Le Commissaire à la sécurité numérique serait mis sur pied pour superviser et améliorer la modération du contenu en ligne. Il s'assurerait de la conformité des FSCL aux obligations leur incombant en application du nouveau régime. Advenant que le Commissaire à la sécurité numérique conclut à la non-conformité d'un FSCL, il pourrait émettre une ordonnance de conformité et recommander l'imposition ou non d'une sanction administrative pécuniaire au FSCL en défaut. Cette recommandation d'émettre ou de ne pas émettre de sanction administrative pécuniaire serait faite au Tribunal de la protection des renseignements personnels et des données, dont l'implantation est prévue à un autre projet de loi, le Projet de loi C-11. Ce Tribunal entendrait les appels des conclusions et ordonnances du Commissaire à la sécurité numérique et déciderait d'imposer ou non lesdites sanctions administratives pécuniaires.

Celles-ci peuvent être conséquentes et se chiffrer jusqu'à 10 millions de dollars (10 000 000 $) ou 3 % du revenu brut global du FSCL en question, selon le montant le plus élevé des deux.

Alternativement à ces sanctions administratives pécuniaires, des procédures pénales pourraient être introduites en cas de violation. Les infractions résultantes pourraient mener à des pénalités pouvant aller jusqu'au montant le plus élevé entre 25 millions de dollars (25 000 000 $) ou 5 % du revenu brut global du FSCL, ou encore 20 millions de dollars (20 000 000 $) ou 4 % du revenu brut global du FSCL en cas de déclaration de culpabilité par procédure sommaire.

Les décisions de chacun de ces trois organismes – le Conseil de recours en matière numérique, le Commissaire à la sécurité numérique et le Tribunal de la protection des renseignements personnels et des données – pourraient être déposées à la Cour fédérale du Canada, ce qui rendrait ladite décision exécutoire comme un jugement de cette Cour.

Finalement, un Comité consultatif serait mis sur pied pour informer et conseiller ces différents organismes sur les nouvelles tendances et technologies de l'industrie et sur les pratiques et normes de modération de contenu.

Les documents publiés tendent à démontrer une réelle volonté du gouvernement fédéral de s'attaquer au contenu criminel et aux formes graves de contenu préjudiciable circulant sur les réseaux sociaux.

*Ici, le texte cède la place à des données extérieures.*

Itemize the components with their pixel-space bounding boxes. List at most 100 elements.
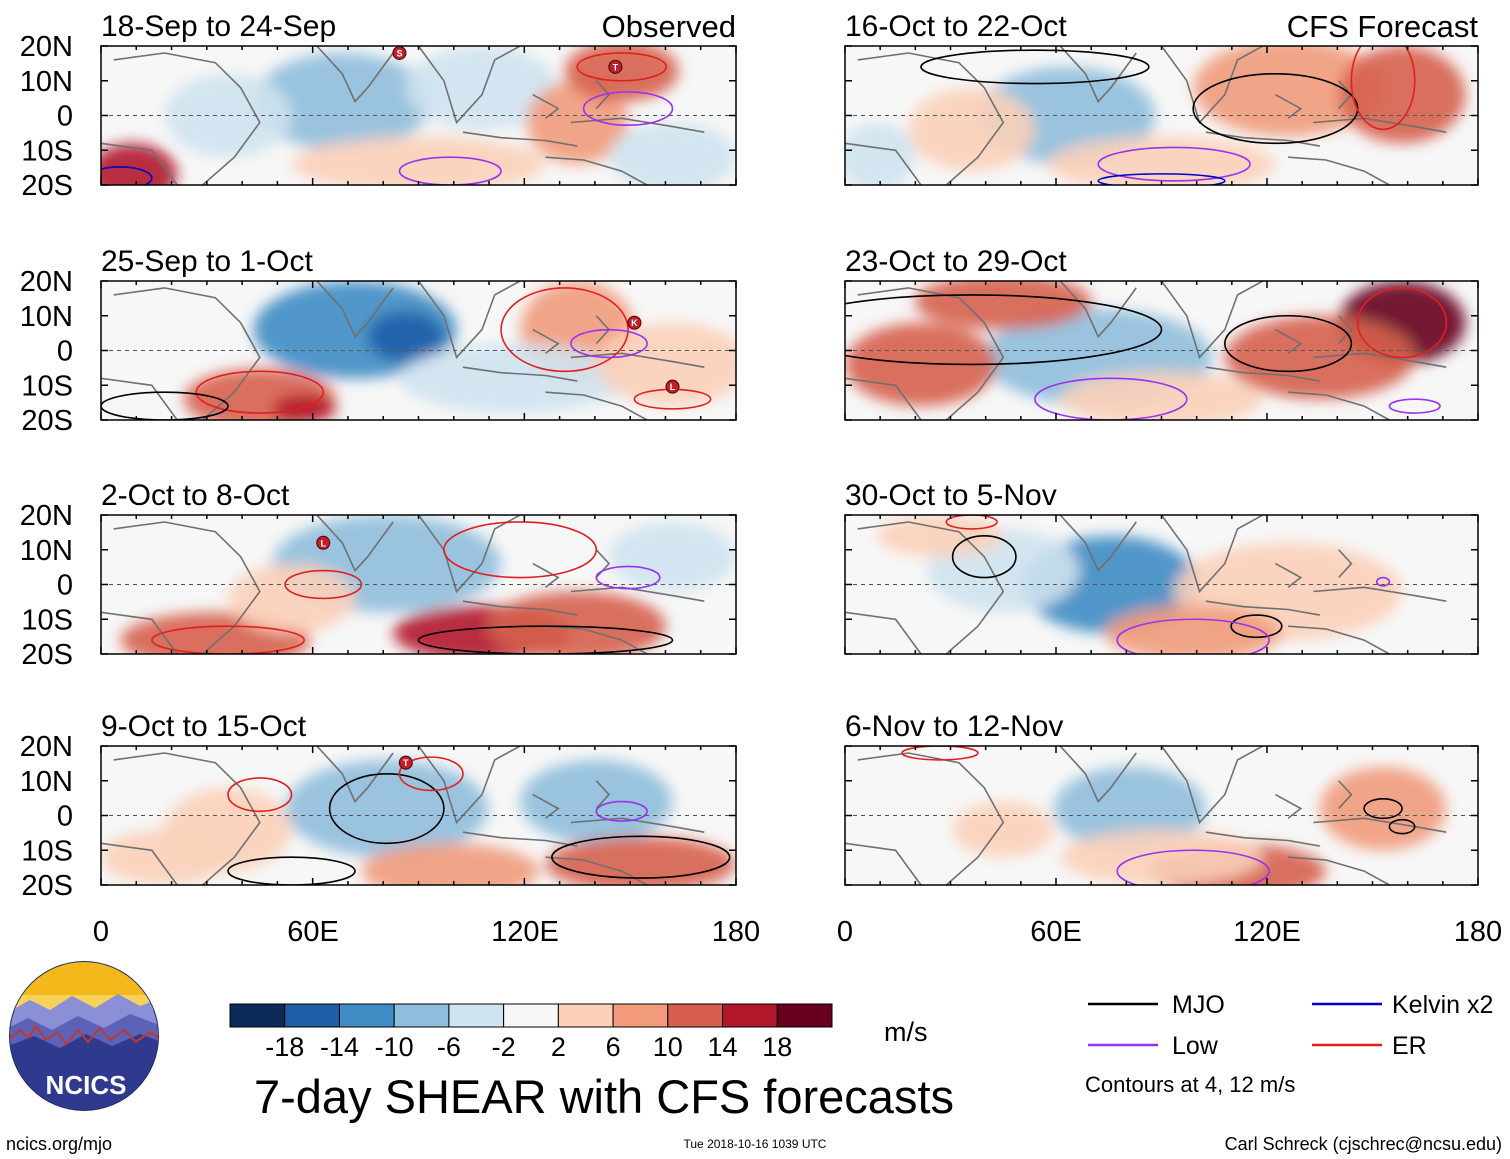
lat-label: 20S [21,170,73,202]
wave-contours [101,287,712,420]
wave-contours [920,46,1416,185]
panel-title: 2-Oct to 8-Oct [101,479,290,512]
lat-label: 20N [20,31,73,63]
panel-title: 9-Oct to 15-Oct [101,710,307,743]
lon-label-0: 0 [837,916,853,948]
ncics-logo: NCICS [9,961,159,1111]
svg-text:T: T [613,62,619,72]
lat-label: 0 [57,570,73,602]
wave-contours [945,515,1391,654]
lat-label: 0 [57,336,73,368]
svg-text:T: T [403,758,409,768]
coastlines [845,746,1447,885]
lon-label-0: 0 [93,916,109,948]
forecast-panel-1: 16-Oct to 22-Oct [844,10,1479,186]
panel-title: 6-Nov to 12-Nov [845,710,1063,743]
contour-note: Contours at 4, 12 m/s [1085,1072,1295,1097]
lat-label: 20N [20,266,73,298]
svg-text:L: L [321,538,327,548]
colorbar-tick-label: 18 [762,1032,792,1062]
colorbar-swatch [557,1003,614,1028]
colorbar-tick-label: -6 [437,1032,461,1062]
colorbar-tick-label: -10 [375,1032,414,1062]
coastlines [845,281,1447,420]
wave-contours [845,287,1448,420]
legend: MJO Kelvin x2 Low ER Contours at 4, 12 m… [1085,991,1493,1097]
wave-contours [901,746,1416,885]
timestamp: Tue 2018-10-16 1039 UTC [684,1137,827,1151]
forecast-label: CFS Forecast [1287,9,1479,44]
panel-title: 23-Oct to 29-Oct [845,245,1067,278]
source-url[interactable]: ncics.org/mjo [6,1134,112,1154]
colorbar-tick-label: -2 [492,1032,516,1062]
colorbar-swatch [776,1003,833,1028]
svg-text:K: K [631,318,638,328]
storm-marker: T [398,755,413,770]
colorbar-swatch [393,1003,450,1028]
lat-label: 10S [21,835,73,867]
observed-label: Observed [602,9,736,44]
colorbar-swatch [284,1003,340,1028]
lon-label-180: 180 [712,916,760,948]
lon-label-60e: 60E [287,916,339,948]
figure-title: 7-day SHEAR with CFS forecasts [254,1070,954,1123]
lon-label-180: 180 [1454,916,1502,948]
lat-label: 10N [20,535,73,567]
forecast-panel-3: 30-Oct to 5-Nov [844,479,1479,655]
colorbar-swatch [667,1003,724,1028]
legend-label-kelvin: Kelvin x2 [1392,991,1493,1019]
lat-label: 10N [20,301,73,333]
storm-marker: L [665,379,680,394]
lon-label-120e: 120E [491,916,559,948]
colorbar: -18 -14 -10 -6 -2 2 6 10 14 18 [229,1003,833,1062]
legend-label-er: ER [1392,1032,1427,1060]
colorbar-swatch [338,1003,395,1028]
lon-axis-left: 0 60E 120E 180 [93,916,760,948]
forecast-panel-2: 23-Oct to 29-Oct [844,245,1479,421]
lon-label-120e: 120E [1233,916,1301,948]
lat-label: 20S [21,405,73,437]
panel-title: 25-Sep to 1-Oct [101,245,313,278]
lat-label: 0 [57,801,73,833]
colorbar-tick-label: -14 [320,1032,359,1062]
lat-label: 20N [20,731,73,763]
panel-title: 18-Sep to 24-Sep [101,10,336,43]
lat-label: 10S [21,370,73,402]
colorbar-tick-label: 14 [708,1032,738,1062]
colorbar-swatch [722,1003,778,1028]
legend-label-mjo: MJO [1172,991,1225,1019]
lat-label: 10N [20,766,73,798]
colorbar-swatch [612,1003,669,1028]
storm-marker: L [316,535,331,550]
colorbar-tick-label: 2 [551,1032,566,1062]
colorbar-swatch [503,1003,559,1028]
legend-label-low: Low [1172,1032,1219,1060]
colorbar-tick-label: 10 [653,1032,683,1062]
coastlines [845,46,1447,185]
panel-title: 16-Oct to 22-Oct [845,10,1067,43]
lat-label: 0 [57,101,73,133]
coastlines [845,515,1447,654]
colorbar-swatch [448,1003,505,1028]
storm-marker: T [608,59,623,74]
coastlines [101,46,705,185]
colorbar-tick-label: -18 [265,1032,304,1062]
units-label: m/s [884,1017,928,1047]
lat-label: 10N [20,66,73,98]
lon-label-60e: 60E [1030,916,1082,948]
forecast-panel-4: 6-Nov to 12-Nov [844,710,1479,886]
wave-contours [101,52,674,185]
author-credit: Carl Schreck (cjschrec@ncsu.edu) [1225,1134,1502,1154]
storm-marker: K [627,315,642,330]
coastlines [101,746,705,885]
lat-label: 20S [21,639,73,671]
lon-axis-right: 0 60E 120E 180 [837,916,1502,948]
lat-label: 20S [21,870,73,902]
colorbar-swatch [229,1003,286,1028]
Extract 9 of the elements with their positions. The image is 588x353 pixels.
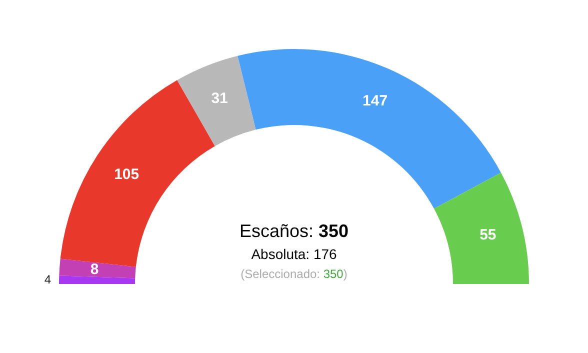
data-label: 8 [90, 261, 99, 278]
data-label: 31 [211, 90, 228, 107]
data-label: 55 [480, 226, 496, 244]
text: (Seleccionado: 350) [240, 267, 348, 281]
data-label: 4 [44, 272, 52, 287]
data-label: 105 [114, 166, 140, 184]
data-label: 147 [362, 92, 388, 110]
text: Absoluta: 176 [251, 246, 338, 262]
text: Escaños: 350 [239, 221, 349, 241]
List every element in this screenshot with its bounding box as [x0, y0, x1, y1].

Les obligations sont exhaustives et contraignantes et les pénalités, conséquentes en cas de non-conformité. Une brochette d'entités est proposée pour s'assurer que le cadre proposé ne soit pas qu'une liste de souhaits et soit au contraire mis à exécution. Des mesures sont même prévues pour éviter que toutes ces mesures et instances soient vite dépassées au niveau technologique.

À noter tout de même que l'on vise des catégories de propos qui sont somme toute étroitement encadrés par la Cour suprême. L'initiative aura donc une portée d'autant limitée, ce qui est une bonne nouvelle pour la liberté d'expression mais qui ne règlera évidemment pas tous les problèmes engendrés par certains propos tenus sur les médias sociaux. C'est le cas notamment de propos harcelants ou diffamatoires qui devront toujours faire l'objet de procédures en vertu des dispositions législatives et du droit civil applicable.

Nous voyons quelques autres éléments auxquels porter attention pour s'assurer de préserver la libre expression. En effet, comme les pénalités sont conséquentes, le média social aura certainement un incitatif à retirer plus de contenu signalé que moins et ne pas tenter de défendre un contenu qui, au final, n'est pas le sien. De plus, le délai de 24 heures pour prendre connaissance d'un contenu signalé, l'évaluer et, le cas échéant, procéder à son retrait est très rapide pour certains types de contenu ciblés par ce nouveau cadre. Le contenu terroriste ou de nature sexuelle relatif aux enfants est peut-être plus facilement identifiable, mais cette détermination devient plus délicate et subtile en ce qui a trait au discours haineux. Comme énoncé plus haut, les critères établis par la Cour suprême et auxquels les documents réfèrent nommément sont très exigeants pour que des propos soient considérés comme de la propagande haineuse. Cette évaluation pourrait nécessiter plus de 24 heures suite au signalement.

Une consultation publique sur ce qui est proposé est en cours. La population et les parties intéressées ont jusqu'au 25 septembre pour y participer et faire part de leurs commentaires.